I rappresentanti sindacali attendono solo l’ufficializzazione che avverrà con la pubblicazione delle nuove tabelle orarie in vigore dal 12 dicembre, ma le ultime notizie confermano il dietrofront di Trenitalia. Un po’ di luce dopo gli sconfortanti annunci delle scorse settimane
Il catastrofico quadro che si andava delineando nel panorama dei collegamenti ferroviari da e per la Sicilia, sembra fortunatamente aver perso le sue fosche tinte. A dare il lieto annuncio la Fit-Cisl: «E’ ormai ufficiale il passo indietro da parte di Trenitalia, sul fronte dei taglio di numerosi treni a lunga percorrenza programmati dal prossimo 12 dicembre, con l’entrata in vigore del nuovo orario». La certezza arriverà nei prossimi giorni con la pubblicazione delle nuove tabelle ma i rappresentanti sindacali Tonino Genovese, Enzo Tesa e Michele Barresi nutrono poche perplessità in merito: «Pur mantenendo massima cautela, avevamo capito che le ferrovie stavano lavorando per il ripristino dei treni in Sicilia originariamente soppressi».
Secondo la Cisl, dunque, niente più bus gran turismo da Siracusa a Messina a sostituzione dei treni cosiddetti -antenne-, che saranno invece tutti ripristinati, così come il collegamento da Agrigento a Catania che verrà garantito dal treno n. 1932 che si fonderà col n. 1938 proveniente da Siracusa continuando per Roma. Salvo il collegamento anche da Palermo verso Roma, treno n. 1936, con partenza alle ore 20.20 e che a Messina verrà agganciato al treno 1938. Un ottimo risultato anche sotto il profilo occupazionale, date le disastrose conseguenze che si sarebbe venuto a creaare con il taglio di oltre i 300 posti di lavoro nel nodo cittadino messinese tra ferrovieri e servizi in appalto. Per i rappresentanti sindacali, il merito è tuttavia da attribuire in primis ai lavoratori, protagonisti di ben 9 scioperi in soli tre anni per far sentire la propria voce.
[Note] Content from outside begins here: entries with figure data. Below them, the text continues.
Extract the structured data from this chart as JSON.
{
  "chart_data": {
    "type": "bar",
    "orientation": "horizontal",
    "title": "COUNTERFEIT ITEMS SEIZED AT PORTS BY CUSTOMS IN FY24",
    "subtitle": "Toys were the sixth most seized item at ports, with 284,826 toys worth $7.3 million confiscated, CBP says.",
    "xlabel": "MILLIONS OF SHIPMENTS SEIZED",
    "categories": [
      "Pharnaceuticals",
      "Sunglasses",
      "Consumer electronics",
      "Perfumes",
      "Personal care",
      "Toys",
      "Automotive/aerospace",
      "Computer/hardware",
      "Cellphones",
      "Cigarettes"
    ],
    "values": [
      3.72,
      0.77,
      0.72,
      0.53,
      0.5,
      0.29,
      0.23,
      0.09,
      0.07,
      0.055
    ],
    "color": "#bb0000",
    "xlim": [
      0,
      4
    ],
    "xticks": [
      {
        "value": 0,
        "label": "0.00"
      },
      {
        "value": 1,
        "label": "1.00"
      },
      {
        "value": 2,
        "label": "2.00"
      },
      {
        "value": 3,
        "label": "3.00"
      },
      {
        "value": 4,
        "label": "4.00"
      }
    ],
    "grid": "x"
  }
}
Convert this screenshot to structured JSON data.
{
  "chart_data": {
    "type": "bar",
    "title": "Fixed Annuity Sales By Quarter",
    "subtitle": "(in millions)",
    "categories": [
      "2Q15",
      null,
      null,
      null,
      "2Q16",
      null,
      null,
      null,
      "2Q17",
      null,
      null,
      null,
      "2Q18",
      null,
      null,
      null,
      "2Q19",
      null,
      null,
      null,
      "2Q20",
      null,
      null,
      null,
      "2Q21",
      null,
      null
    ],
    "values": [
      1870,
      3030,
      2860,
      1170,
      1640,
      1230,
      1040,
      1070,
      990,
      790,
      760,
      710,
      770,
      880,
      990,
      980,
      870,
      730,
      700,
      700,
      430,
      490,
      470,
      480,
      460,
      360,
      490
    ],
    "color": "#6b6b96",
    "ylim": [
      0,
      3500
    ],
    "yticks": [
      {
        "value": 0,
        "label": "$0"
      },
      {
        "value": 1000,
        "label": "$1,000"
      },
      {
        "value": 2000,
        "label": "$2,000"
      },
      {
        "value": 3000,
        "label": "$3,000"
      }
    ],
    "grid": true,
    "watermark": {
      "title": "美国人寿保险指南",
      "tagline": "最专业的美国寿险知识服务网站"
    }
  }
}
«Siamo consapevoli – concludono i rappresentanti di Cisl e Fit – che si tratta solo di un passaggio, non risolutivo seppur importante, nella più ampia strategia di disimpegno del gruppo Fs in Sicilia ed è per tale motivo che la Cisl, mantenendo alta la guardia, lavora per non far scemare l’attenzione sulla vertenza nel suo complesso nelle sedi istituzionali e governative. La sfida lanciata è il recupero di un servizio ferroviario di qualità che avvicini la clientela al prodotto treno uscendo dal clima di continua emergenza in cui Trenitalia ci ha relegato negli anni».